The concept of candlelit dinners may feel somewhat old school, conjuring images of formal dining à deux – possibly with a silver cloche or two involved. But owners Mike and Simon Rose-Macleod have given this charming 17th-century pub a tasteful and contemporary makeover (think country-chic styling and smart food) and the result is fabulous.
You have to put in the effort to get to Candlelight Inn – it’s uber rural, in the heart of the Blackdown Hills – but every twisting country mile is worth it for the friendly service, intimate-yet-unstuffy atmosphere and on-point cooking.
Who’s cooking?
Young chef Aaron Ashworth heads up a talented kitchen team who craft beautifully prepared, multidimensional dishes featuring local produce (including ingredients from the kitchen garden).

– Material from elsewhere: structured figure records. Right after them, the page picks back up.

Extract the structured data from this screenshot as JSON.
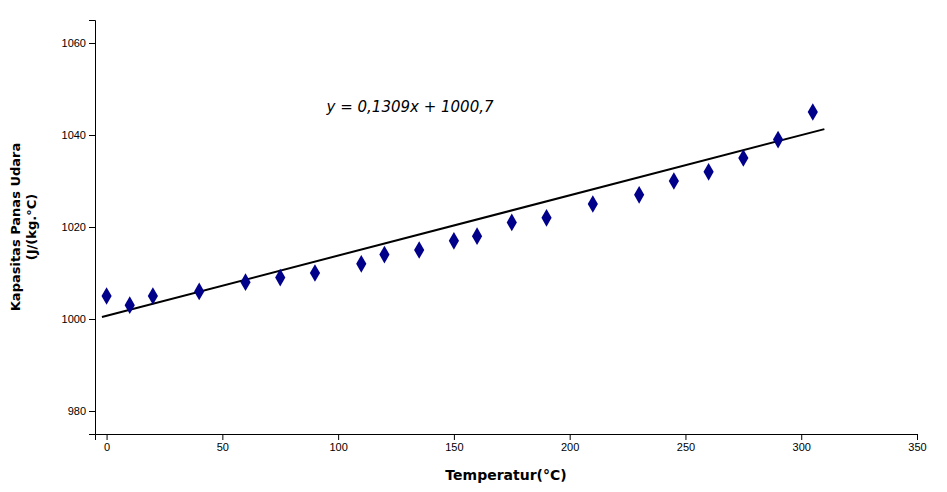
{
  "chart_data": {
    "type": "scatter",
    "x_label": "Temperatur(°C)",
    "y_label": "Kapasitas Panas Udara\n(J/(kg.°C)",
    "series": [
      {
        "type": "scatter",
        "color": "#00008B",
        "marker": "diamond",
        "x": [
          0,
          10,
          20,
          40,
          60,
          75,
          90,
          110,
          120,
          135,
          150,
          160,
          175,
          190,
          210,
          230,
          245,
          260,
          275,
          290,
          305
        ],
        "values": [
          1005,
          1003,
          1005,
          1006,
          1008,
          1009,
          1010,
          1012,
          1014,
          1015,
          1017,
          1018,
          1021,
          1022,
          1025,
          1027,
          1030,
          1032,
          1035,
          1039,
          1045
        ]
      },
      {
        "type": "line",
        "color": "#000000",
        "x": [
          -2,
          310
        ],
        "values": [
          1000.4382,
          1041.279
        ]
      }
    ],
    "annotations": [
      {
        "text": "y = 0,1309x + 1000,7",
        "x": 95,
        "y": 1048
      }
    ],
    "xlim": [
      -5,
      350
    ],
    "ylim": [
      975,
      1065
    ],
    "xticks": [
      0,
      50,
      100,
      150,
      200,
      250,
      300,
      350
    ],
    "yticks": [
      980,
      1000,
      1020,
      1040,
      1060
    ],
    "grid": false
  }
}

Go casual and order from the pub menu in the gorgeously attractive bar, or book a table in the beams-and-fireplace dining area where a more upscale and pleasingly compact menu showcases Aaron’s excellent edibles in dishes crafted with finesse. The dining experience is completed with hedgerow flowers on the tables and the obligatory flickering candles.
What to order?
The à la carte menu comes with the added perks of amuse bouches and handcrafted petits fours – the former a flavourful trio which, on our visit, included a miniature mug of silky mushroom velouté.
The sophisticated execution of the meat dishes made them a particular highlight. A slow-braised pork cheek starter with celeriac remoulade, apple puree and bacon crumb was especially unctuous, while a second dish of tempura tenderstem broccoli with Isle of Wight tomatoes and pickled green strawberries provided a palatecleansing counterpart.

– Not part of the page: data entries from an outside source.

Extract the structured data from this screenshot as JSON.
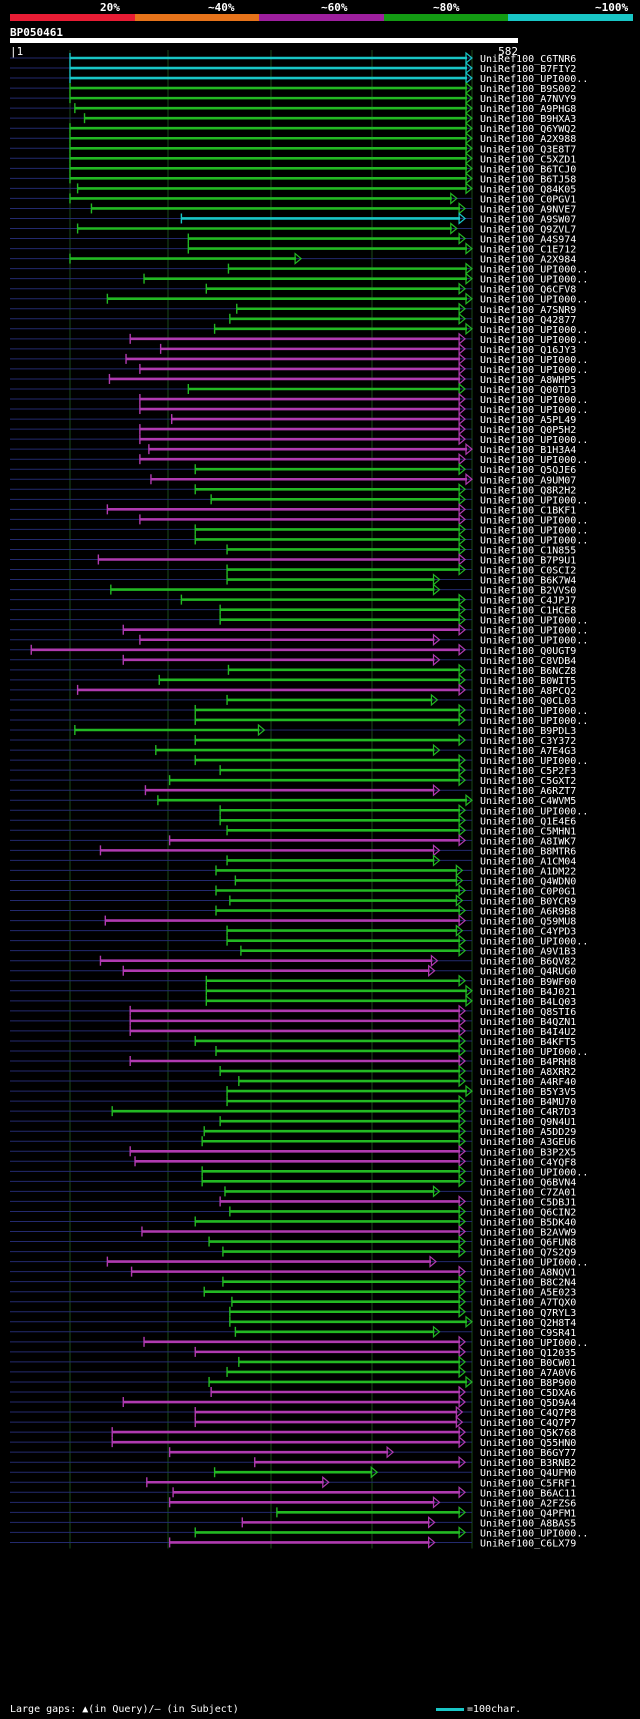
{
  "header": {
    "scale_labels": [
      "20%",
      "~40%",
      "~60%",
      "~80%",
      "~100%"
    ],
    "scale_colors": [
      "#e81c34",
      "#e6731a",
      "#9e1f9e",
      "#139b13",
      "#19c6c6"
    ],
    "query_name": "BP050461",
    "query_start": "1",
    "query_end": "582"
  },
  "colors": {
    "cyan": "#19c6c6",
    "green": "#23b823",
    "magenta": "#b03ab0",
    "gap_line": "#232a6e",
    "grid": "#1a4a1a"
  },
  "hits": [
    {
      "label": "UniRef100_C6TNR6",
      "color": "cyan",
      "start": 1,
      "end": 582
    },
    {
      "label": "UniRef100_B7FIY2",
      "color": "cyan",
      "start": 1,
      "end": 582
    },
    {
      "label": "UniRef100_UPI000..",
      "color": "cyan",
      "start": 1,
      "end": 582
    },
    {
      "label": "UniRef100_B9S002",
      "color": "green",
      "start": 1,
      "end": 582
    },
    {
      "label": "UniRef100_A7NVY9",
      "color": "green",
      "start": 1,
      "end": 582
    },
    {
      "label": "UniRef100_A9PHG8",
      "color": "green",
      "start": 8,
      "end": 582
    },
    {
      "label": "UniRef100_B9HXA3",
      "color": "green",
      "start": 22,
      "end": 582
    },
    {
      "label": "UniRef100_Q6YWQ2",
      "color": "green",
      "start": 1,
      "end": 582
    },
    {
      "label": "UniRef100_A2X988",
      "color": "green",
      "start": 1,
      "end": 582
    },
    {
      "label": "UniRef100_Q3E8T7",
      "color": "green",
      "start": 1,
      "end": 582
    },
    {
      "label": "UniRef100_C5XZD1",
      "color": "green",
      "start": 1,
      "end": 582
    },
    {
      "label": "UniRef100_B6TCJ0",
      "color": "green",
      "start": 1,
      "end": 582
    },
    {
      "label": "UniRef100_B6TJ58",
      "color": "green",
      "start": 1,
      "end": 582
    },
    {
      "label": "UniRef100_Q84K05",
      "color": "green",
      "start": 12,
      "end": 582
    },
    {
      "label": "UniRef100_C0PGV1",
      "color": "green",
      "start": 1,
      "end": 560
    },
    {
      "label": "UniRef100_A9NVE7",
      "color": "green",
      "start": 32,
      "end": 572
    },
    {
      "label": "UniRef100_A9SW07",
      "color": "cyan",
      "start": 162,
      "end": 572
    },
    {
      "label": "UniRef100_Q9ZVL7",
      "color": "green",
      "start": 12,
      "end": 560
    },
    {
      "label": "UniRef100_A4S974",
      "color": "green",
      "start": 172,
      "end": 572
    },
    {
      "label": "UniRef100_C1E712",
      "color": "green",
      "start": 172,
      "end": 582
    },
    {
      "label": "UniRef100_A2X984",
      "color": "green",
      "start": 1,
      "end": 335
    },
    {
      "label": "UniRef100_UPI000..",
      "color": "green",
      "start": 230,
      "end": 582
    },
    {
      "label": "UniRef100_UPI000..",
      "color": "green",
      "start": 108,
      "end": 582
    },
    {
      "label": "UniRef100_Q6CFV8",
      "color": "green",
      "start": 198,
      "end": 572
    },
    {
      "label": "UniRef100_UPI000..",
      "color": "green",
      "start": 55,
      "end": 582
    },
    {
      "label": "UniRef100_A7SNR9",
      "color": "green",
      "start": 242,
      "end": 572
    },
    {
      "label": "UniRef100_Q42877",
      "color": "green",
      "start": 232,
      "end": 572
    },
    {
      "label": "UniRef100_UPI000..",
      "color": "green",
      "start": 210,
      "end": 582
    },
    {
      "label": "UniRef100_UPI000..",
      "color": "magenta",
      "start": 88,
      "end": 572
    },
    {
      "label": "UniRef100_Q16JY3",
      "color": "magenta",
      "start": 132,
      "end": 572
    },
    {
      "label": "UniRef100_UPI000..",
      "color": "magenta",
      "start": 82,
      "end": 572
    },
    {
      "label": "UniRef100_UPI000..",
      "color": "magenta",
      "start": 102,
      "end": 572
    },
    {
      "label": "UniRef100_A8WHP5",
      "color": "magenta",
      "start": 58,
      "end": 572
    },
    {
      "label": "UniRef100_Q00TD3",
      "color": "green",
      "start": 172,
      "end": 572
    },
    {
      "label": "UniRef100_UPI000..",
      "color": "magenta",
      "start": 102,
      "end": 572
    },
    {
      "label": "UniRef100_UPI000..",
      "color": "magenta",
      "start": 102,
      "end": 572
    },
    {
      "label": "UniRef100_A5PL49",
      "color": "magenta",
      "start": 148,
      "end": 572
    },
    {
      "label": "UniRef100_Q0P5H2",
      "color": "magenta",
      "start": 102,
      "end": 572
    },
    {
      "label": "UniRef100_UPI000..",
      "color": "magenta",
      "start": 102,
      "end": 572
    },
    {
      "label": "UniRef100_B1H3A4",
      "color": "magenta",
      "start": 115,
      "end": 582
    },
    {
      "label": "UniRef100_UPI000..",
      "color": "magenta",
      "start": 102,
      "end": 572
    },
    {
      "label": "UniRef100_Q5QJE6",
      "color": "green",
      "start": 182,
      "end": 572
    },
    {
      "label": "UniRef100_A9UM07",
      "color": "magenta",
      "start": 118,
      "end": 582
    },
    {
      "label": "UniRef100_Q8R2H2",
      "color": "green",
      "start": 182,
      "end": 572
    },
    {
      "label": "UniRef100_UPI000..",
      "color": "green",
      "start": 205,
      "end": 572
    },
    {
      "label": "UniRef100_C1BKF1",
      "color": "magenta",
      "start": 55,
      "end": 572
    },
    {
      "label": "UniRef100_UPI000..",
      "color": "magenta",
      "start": 102,
      "end": 572
    },
    {
      "label": "UniRef100_UPI000..",
      "color": "green",
      "start": 182,
      "end": 572
    },
    {
      "label": "UniRef100_UPI000..",
      "color": "green",
      "start": 182,
      "end": 572
    },
    {
      "label": "UniRef100_C1N855",
      "color": "green",
      "start": 228,
      "end": 572
    },
    {
      "label": "UniRef100_B7P9U1",
      "color": "magenta",
      "start": 42,
      "end": 572
    },
    {
      "label": "UniRef100_C0SCI2",
      "color": "green",
      "start": 228,
      "end": 572
    },
    {
      "label": "UniRef100_B6K7W4",
      "color": "green",
      "start": 228,
      "end": 535
    },
    {
      "label": "UniRef100_B2VVS0",
      "color": "green",
      "start": 60,
      "end": 535
    },
    {
      "label": "UniRef100_C4JPJ7",
      "color": "green",
      "start": 162,
      "end": 572
    },
    {
      "label": "UniRef100_C1HCE8",
      "color": "green",
      "start": 218,
      "end": 572
    },
    {
      "label": "UniRef100_UPI000..",
      "color": "green",
      "start": 218,
      "end": 572
    },
    {
      "label": "UniRef100_UPI000..",
      "color": "magenta",
      "start": 78,
      "end": 572
    },
    {
      "label": "UniRef100_UPI000..",
      "color": "magenta",
      "start": 102,
      "end": 535
    },
    {
      "label": "UniRef100_Q0UGT9",
      "color": "magenta",
      "start": -55,
      "end": 572
    },
    {
      "label": "UniRef100_C8VDB4",
      "color": "magenta",
      "start": 78,
      "end": 535
    },
    {
      "label": "UniRef100_B6NCZ8",
      "color": "green",
      "start": 230,
      "end": 572
    },
    {
      "label": "UniRef100_B0WIT5",
      "color": "green",
      "start": 130,
      "end": 572
    },
    {
      "label": "UniRef100_A8PCQ2",
      "color": "magenta",
      "start": 12,
      "end": 572
    },
    {
      "label": "UniRef100_Q0CL03",
      "color": "green",
      "start": 228,
      "end": 532
    },
    {
      "label": "UniRef100_UPI000..",
      "color": "green",
      "start": 182,
      "end": 572
    },
    {
      "label": "UniRef100_UPI000..",
      "color": "green",
      "start": 182,
      "end": 572
    },
    {
      "label": "UniRef100_B9PDL3",
      "color": "green",
      "start": 8,
      "end": 282
    },
    {
      "label": "UniRef100_C3Y372",
      "color": "green",
      "start": 182,
      "end": 572
    },
    {
      "label": "UniRef100_A7E4G3",
      "color": "green",
      "start": 125,
      "end": 535
    },
    {
      "label": "UniRef100_UPI000..",
      "color": "green",
      "start": 182,
      "end": 572
    },
    {
      "label": "UniRef100_C5P2F3",
      "color": "green",
      "start": 218,
      "end": 572
    },
    {
      "label": "UniRef100_C5GXT2",
      "color": "green",
      "start": 145,
      "end": 572
    },
    {
      "label": "UniRef100_A6RZT7",
      "color": "magenta",
      "start": 110,
      "end": 535
    },
    {
      "label": "UniRef100_C4WVM5",
      "color": "green",
      "start": 128,
      "end": 582
    },
    {
      "label": "UniRef100_UPI000..",
      "color": "green",
      "start": 218,
      "end": 572
    },
    {
      "label": "UniRef100_Q1E4E6",
      "color": "green",
      "start": 218,
      "end": 572
    },
    {
      "label": "UniRef100_C5MHN1",
      "color": "green",
      "start": 228,
      "end": 572
    },
    {
      "label": "UniRef100_A8IWK7",
      "color": "magenta",
      "start": 145,
      "end": 572
    },
    {
      "label": "UniRef100_B8MTR6",
      "color": "magenta",
      "start": 45,
      "end": 535
    },
    {
      "label": "UniRef100_A1CM04",
      "color": "green",
      "start": 228,
      "end": 535
    },
    {
      "label": "UniRef100_A1DM22",
      "color": "green",
      "start": 212,
      "end": 568
    },
    {
      "label": "UniRef100_Q4WDN0",
      "color": "green",
      "start": 240,
      "end": 568
    },
    {
      "label": "UniRef100_C0P0G1",
      "color": "green",
      "start": 212,
      "end": 572
    },
    {
      "label": "UniRef100_B0YCR9",
      "color": "green",
      "start": 232,
      "end": 568
    },
    {
      "label": "UniRef100_A6R9B8",
      "color": "green",
      "start": 212,
      "end": 572
    },
    {
      "label": "UniRef100_Q59MU8",
      "color": "magenta",
      "start": 52,
      "end": 572
    },
    {
      "label": "UniRef100_C4YPD3",
      "color": "green",
      "start": 228,
      "end": 568
    },
    {
      "label": "UniRef100_UPI000..",
      "color": "green",
      "start": 228,
      "end": 572
    },
    {
      "label": "UniRef100_A9V1B3",
      "color": "green",
      "start": 248,
      "end": 572
    },
    {
      "label": "UniRef100_B6QV82",
      "color": "magenta",
      "start": 45,
      "end": 532
    },
    {
      "label": "UniRef100_Q4RUG0",
      "color": "magenta",
      "start": 78,
      "end": 528
    },
    {
      "label": "UniRef100_B9WF00",
      "color": "green",
      "start": 198,
      "end": 572
    },
    {
      "label": "UniRef100_B4J021",
      "color": "green",
      "start": 198,
      "end": 582
    },
    {
      "label": "UniRef100_B4LQ03",
      "color": "green",
      "start": 198,
      "end": 582
    },
    {
      "label": "UniRef100_Q8STI6",
      "color": "magenta",
      "start": 88,
      "end": 572
    },
    {
      "label": "UniRef100_B4QZN1",
      "color": "magenta",
      "start": 88,
      "end": 572
    },
    {
      "label": "UniRef100_B4I4U2",
      "color": "magenta",
      "start": 88,
      "end": 572
    },
    {
      "label": "UniRef100_B4KFT5",
      "color": "green",
      "start": 182,
      "end": 572
    },
    {
      "label": "UniRef100_UPI000..",
      "color": "green",
      "start": 212,
      "end": 572
    },
    {
      "label": "UniRef100_B4PRH8",
      "color": "magenta",
      "start": 88,
      "end": 572
    },
    {
      "label": "UniRef100_A8XRR2",
      "color": "green",
      "start": 218,
      "end": 572
    },
    {
      "label": "UniRef100_A4RF40",
      "color": "green",
      "start": 245,
      "end": 572
    },
    {
      "label": "UniRef100_B5Y3V5",
      "color": "green",
      "start": 228,
      "end": 582
    },
    {
      "label": "UniRef100_B4MU70",
      "color": "green",
      "start": 228,
      "end": 572
    },
    {
      "label": "UniRef100_C4R7D3",
      "color": "green",
      "start": 62,
      "end": 572
    },
    {
      "label": "UniRef100_Q9N4U1",
      "color": "green",
      "start": 218,
      "end": 572
    },
    {
      "label": "UniRef100_A5DD29",
      "color": "green",
      "start": 195,
      "end": 572
    },
    {
      "label": "UniRef100_A3GEU6",
      "color": "green",
      "start": 192,
      "end": 572
    },
    {
      "label": "UniRef100_B3P2X5",
      "color": "magenta",
      "start": 88,
      "end": 572
    },
    {
      "label": "UniRef100_C4YQF8",
      "color": "magenta",
      "start": 95,
      "end": 572
    },
    {
      "label": "UniRef100_UPI000..",
      "color": "green",
      "start": 192,
      "end": 572
    },
    {
      "label": "UniRef100_Q6BVN4",
      "color": "green",
      "start": 192,
      "end": 572
    },
    {
      "label": "UniRef100_C7ZA01",
      "color": "green",
      "start": 225,
      "end": 535
    },
    {
      "label": "UniRef100_C5DBJ1",
      "color": "magenta",
      "start": 218,
      "end": 572
    },
    {
      "label": "UniRef100_Q6CIN2",
      "color": "green",
      "start": 232,
      "end": 572
    },
    {
      "label": "UniRef100_B5DK40",
      "color": "green",
      "start": 182,
      "end": 572
    },
    {
      "label": "UniRef100_B2AVW9",
      "color": "magenta",
      "start": 105,
      "end": 572
    },
    {
      "label": "UniRef100_Q6FUN8",
      "color": "green",
      "start": 202,
      "end": 572
    },
    {
      "label": "UniRef100_Q7S2Q9",
      "color": "green",
      "start": 222,
      "end": 572
    },
    {
      "label": "UniRef100_UPI000..",
      "color": "magenta",
      "start": 55,
      "end": 530
    },
    {
      "label": "UniRef100_A8NQV1",
      "color": "magenta",
      "start": 90,
      "end": 572
    },
    {
      "label": "UniRef100_B8C2N4",
      "color": "green",
      "start": 222,
      "end": 572
    },
    {
      "label": "UniRef100_A5E023",
      "color": "green",
      "start": 195,
      "end": 572
    },
    {
      "label": "UniRef100_A7TQX0",
      "color": "green",
      "start": 235,
      "end": 572
    },
    {
      "label": "UniRef100_Q7RYL3",
      "color": "green",
      "start": 232,
      "end": 572
    },
    {
      "label": "UniRef100_Q2H8T4",
      "color": "green",
      "start": 232,
      "end": 582
    },
    {
      "label": "UniRef100_C9SR41",
      "color": "green",
      "start": 240,
      "end": 535
    },
    {
      "label": "UniRef100_UPI000..",
      "color": "magenta",
      "start": 108,
      "end": 572
    },
    {
      "label": "UniRef100_Q12035",
      "color": "magenta",
      "start": 182,
      "end": 572
    },
    {
      "label": "UniRef100_B0CW01",
      "color": "green",
      "start": 245,
      "end": 572
    },
    {
      "label": "UniRef100_A7A0V6",
      "color": "green",
      "start": 228,
      "end": 572
    },
    {
      "label": "UniRef100_B8P900",
      "color": "green",
      "start": 202,
      "end": 582
    },
    {
      "label": "UniRef100_C5DXA6",
      "color": "magenta",
      "start": 205,
      "end": 572
    },
    {
      "label": "UniRef100_Q5D9A4",
      "color": "magenta",
      "start": 78,
      "end": 572
    },
    {
      "label": "UniRef100_C4Q7P8",
      "color": "magenta",
      "start": 182,
      "end": 568
    },
    {
      "label": "UniRef100_C4Q7P7",
      "color": "magenta",
      "start": 182,
      "end": 568
    },
    {
      "label": "UniRef100_Q5K768",
      "color": "magenta",
      "start": 62,
      "end": 572
    },
    {
      "label": "UniRef100_Q55HN0",
      "color": "magenta",
      "start": 62,
      "end": 572
    },
    {
      "label": "UniRef100_B6GY77",
      "color": "magenta",
      "start": 145,
      "end": 468
    },
    {
      "label": "UniRef100_B3RNB2",
      "color": "magenta",
      "start": 268,
      "end": 572
    },
    {
      "label": "UniRef100_Q4UFM0",
      "color": "green",
      "start": 210,
      "end": 445
    },
    {
      "label": "UniRef100_C5FRF1",
      "color": "magenta",
      "start": 112,
      "end": 375
    },
    {
      "label": "UniRef100_B6AC11",
      "color": "magenta",
      "start": 150,
      "end": 572
    },
    {
      "label": "UniRef100_A2FZS6",
      "color": "magenta",
      "start": 145,
      "end": 535
    },
    {
      "label": "UniRef100_Q4PFM1",
      "color": "green",
      "start": 300,
      "end": 572
    },
    {
      "label": "UniRef100_A8BAS5",
      "color": "magenta",
      "start": 250,
      "end": 528
    },
    {
      "label": "UniRef100_UPI000..",
      "color": "green",
      "start": 182,
      "end": 572
    },
    {
      "label": "UniRef100_C6LX79",
      "color": "magenta",
      "start": 145,
      "end": 528
    }
  ],
  "footer": {
    "left_text": "Large gaps: ▲(in Query)/– (in Subject)",
    "right_text": "=100char."
  }
}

For mains, a carefully cooked roast lamb rack was accompanied by braised belly, rainbow chard, salted caramel onion, new potato fondants and lamb jus: a delightful alliance of sweet, rich and crunchy.

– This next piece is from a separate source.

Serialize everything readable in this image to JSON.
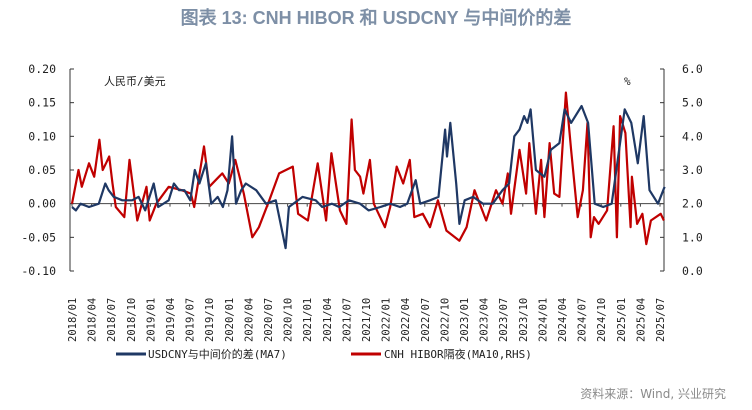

Pace yourself (doable when the portion sizes are spot on) so you can enjoy pudding without slipping into a food coma. Crisp, buttery mille feuille, appropriately wobbly pannacotta, seriously good homemade sorbets (we’re still dreaming about that basil and lime combo) and locally roasted speciality coffee are all top-notch.
Food’s tip
Elevate the experience via the carefully chosen wine pairings listed alongside each dish. Alternatively, try a G&T made with the inn’s own artisan gin (called Beau, after the owners’ Irish Setter) and served with mint, lemon and elderflower tonic.